Cold-Blooded

01 Dec 2024

CRYO Therapy Idaho brings extreme cold exposure to the Tetons in Teton Valley, ID

Winter/Spring 2025

Written By: Phil Lindeman | Images: Courtesy CRYO Therapy


There’s a cold plunge. And then there’s a cryo plunge.

“So much of this is about being as healthy as possible for as long as possible,” says Markida Henley, owner of CRYO Therapy Idaho in Driggs. “This healing comes from within the bloodstream. That’s why this is such a big deal.”

CRYO Therapy Idaho takes the cold-plunge concept and super-cools it. Instead of an ice bath, where temperatures rarely dip below zero, the nitrogen-cooled equipment at Markida’s center plummets to negative 175 Fahrenheit. Your brain goes into self-preservation mode, pulling blood from your limbs and into your core, where it is loaded up with oxygen, nutrients and enzymes. After a few chilly minutes the treatment is finished and your body recovers, sending the blood back into achy joints and sore muscles, like a cardiovascular oil change.

“Plato said, ‘The part can never be well unless the whole is well,’” Markida says. “We don’t put a Band-Aid on top of a Band-Aid. That’s a steroid shot or a knee replacement. This is treating the whole.” 

Longtime locals might recognize Markida’s name from the Targhee Village Golf Course. Her family owned the Alta-area course for more than three decades before selling it in 2017.

Around the same time she took a trip to L.A. and happened to read an article on cryotherapy. She was intrigued. The clinic she found offered treatments so cold they were mind-boggling.

“It was minus 250 degrees. I thought, ‘You have to be kidding me,’” Markida remembers. “That is too cold.”

But she had to know what it was all about. While waiting for her first treatment, she did a little impromptu research in the lobby.

“While we’re in there I’m talking to a lot of people: ‘Why are you here, what has it done?’” Markida says. “For the majority, beyond health benefits, they’d had major accidents like botched surgeries — big-time stuff — and they were moving right through recovery at incredible speeds.”

She did more research, learning how the average human has over 60,000 miles of blood vessels and capillaries – enough to circle the globe more than twice. She learned how cold exposure will constrict the bloodstream and combat inflation.

Then, Markida met a 93-year-old woman with debilitating arthritis. The woman could barely open her hands when the staff took her to a cryo sauna. A few minutes later she emerged.

“Her hands had opened to half their normal distance,” Markida says. “At 93, if you can affect change like that in the body, that is unbelievable.”

Markida braved the cold and never looked back. Now, she’s offering the service to others in downtown Driggs — and she’s quickly accumulated devotees.

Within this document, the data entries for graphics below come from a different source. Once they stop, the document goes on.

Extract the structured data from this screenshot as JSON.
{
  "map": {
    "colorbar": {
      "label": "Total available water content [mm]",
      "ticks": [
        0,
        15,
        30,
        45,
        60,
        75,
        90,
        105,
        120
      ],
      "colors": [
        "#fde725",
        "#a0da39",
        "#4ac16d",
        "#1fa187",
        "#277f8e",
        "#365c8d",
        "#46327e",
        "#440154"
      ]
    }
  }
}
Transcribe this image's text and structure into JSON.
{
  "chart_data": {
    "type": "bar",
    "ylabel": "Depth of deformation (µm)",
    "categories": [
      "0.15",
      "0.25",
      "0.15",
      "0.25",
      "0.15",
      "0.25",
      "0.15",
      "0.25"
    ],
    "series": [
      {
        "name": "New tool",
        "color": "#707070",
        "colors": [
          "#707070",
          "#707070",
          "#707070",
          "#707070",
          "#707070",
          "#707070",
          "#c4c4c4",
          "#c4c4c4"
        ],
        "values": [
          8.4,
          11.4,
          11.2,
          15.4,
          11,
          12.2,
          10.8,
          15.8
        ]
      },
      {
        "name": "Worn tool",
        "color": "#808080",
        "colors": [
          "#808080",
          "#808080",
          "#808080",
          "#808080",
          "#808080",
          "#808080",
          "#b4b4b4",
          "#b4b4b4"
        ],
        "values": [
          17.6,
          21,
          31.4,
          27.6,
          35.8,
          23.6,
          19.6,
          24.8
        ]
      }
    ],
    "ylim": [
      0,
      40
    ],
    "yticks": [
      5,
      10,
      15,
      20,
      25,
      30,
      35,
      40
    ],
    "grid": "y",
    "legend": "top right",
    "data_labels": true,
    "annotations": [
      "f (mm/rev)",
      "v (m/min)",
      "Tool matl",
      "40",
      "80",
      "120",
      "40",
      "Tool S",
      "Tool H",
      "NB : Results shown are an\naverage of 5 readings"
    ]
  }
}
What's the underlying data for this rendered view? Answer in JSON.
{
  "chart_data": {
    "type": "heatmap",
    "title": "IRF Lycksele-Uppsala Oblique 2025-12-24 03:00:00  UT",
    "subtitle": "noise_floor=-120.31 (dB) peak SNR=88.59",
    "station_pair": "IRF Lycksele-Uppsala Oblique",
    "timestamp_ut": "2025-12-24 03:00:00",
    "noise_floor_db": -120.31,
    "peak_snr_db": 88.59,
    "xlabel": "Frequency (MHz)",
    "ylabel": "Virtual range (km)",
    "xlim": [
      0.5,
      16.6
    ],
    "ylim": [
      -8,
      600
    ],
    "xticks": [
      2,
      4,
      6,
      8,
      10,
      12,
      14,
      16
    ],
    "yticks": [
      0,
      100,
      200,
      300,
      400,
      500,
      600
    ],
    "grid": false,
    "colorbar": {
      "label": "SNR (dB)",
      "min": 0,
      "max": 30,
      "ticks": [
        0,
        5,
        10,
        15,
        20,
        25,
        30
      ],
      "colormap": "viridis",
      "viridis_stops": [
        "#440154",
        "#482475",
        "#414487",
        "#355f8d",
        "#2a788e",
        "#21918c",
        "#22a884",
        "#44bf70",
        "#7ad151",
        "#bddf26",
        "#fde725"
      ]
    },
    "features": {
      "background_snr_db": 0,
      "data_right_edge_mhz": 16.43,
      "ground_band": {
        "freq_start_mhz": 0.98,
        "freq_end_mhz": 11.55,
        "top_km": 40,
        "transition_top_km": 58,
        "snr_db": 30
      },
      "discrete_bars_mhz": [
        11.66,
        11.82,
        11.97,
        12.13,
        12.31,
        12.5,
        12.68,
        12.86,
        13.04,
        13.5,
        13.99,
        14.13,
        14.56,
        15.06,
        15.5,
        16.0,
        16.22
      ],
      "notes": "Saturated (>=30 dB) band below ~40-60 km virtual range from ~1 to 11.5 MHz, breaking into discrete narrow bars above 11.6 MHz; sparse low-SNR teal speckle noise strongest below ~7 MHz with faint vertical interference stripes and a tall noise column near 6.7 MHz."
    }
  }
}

One cryotherapy session at CRYO Therapy Idaho is $39 for three minutes. Markida recommends two sessions at $49 with a warm-up period between. And she knows what newcomers are wondering: Won’t I freeze in just a few seconds? 

“Shivering will happen, but that’s your natural response to being cold,” Markida says. “‘After a few times that goes away because the body knows what to expect. It’s not bad. It’s cold, but if you can tolerate it, and most everybody does, it is worth it.”

Markida loves talking to clients. She especially loves sharing their success stories.

She tells how one man came to CRYO Therapy Idaho with a herniated disc in his spine. It kept him from lifting his head – until a few sessions in the cryo sauna.

“He was due for surgery, but he didn’t want it,” she says. “He thought it was too scary. He didn’t want to be paralyzed. And he was absolutely blown away that he could hold his head up straight after seeing us.” 

These outcomes aren’t immediate. Like exercise and a good diet, cryotherapy needs time and consistency. Markida recommends between 10 and 14 sessions to start, and then maintenance through cryotherapy and other treatments, like the BEMER gun. Short for Bio Electro Magnetic Energy Regulation, it swaps cold exposure for electromagnetic exposure with similar results. Athletes especially love it for rapid recovery after a workout.

Markida reflects on the Plato quote and the 93-year-old woman she met in L.A.

“What Plato said is so profound and accurate because what we do in our medical world is treat parts,” she says. “But in the bigger picture, if you want to live healthy and long, everything has to be working. It starts with the blood.”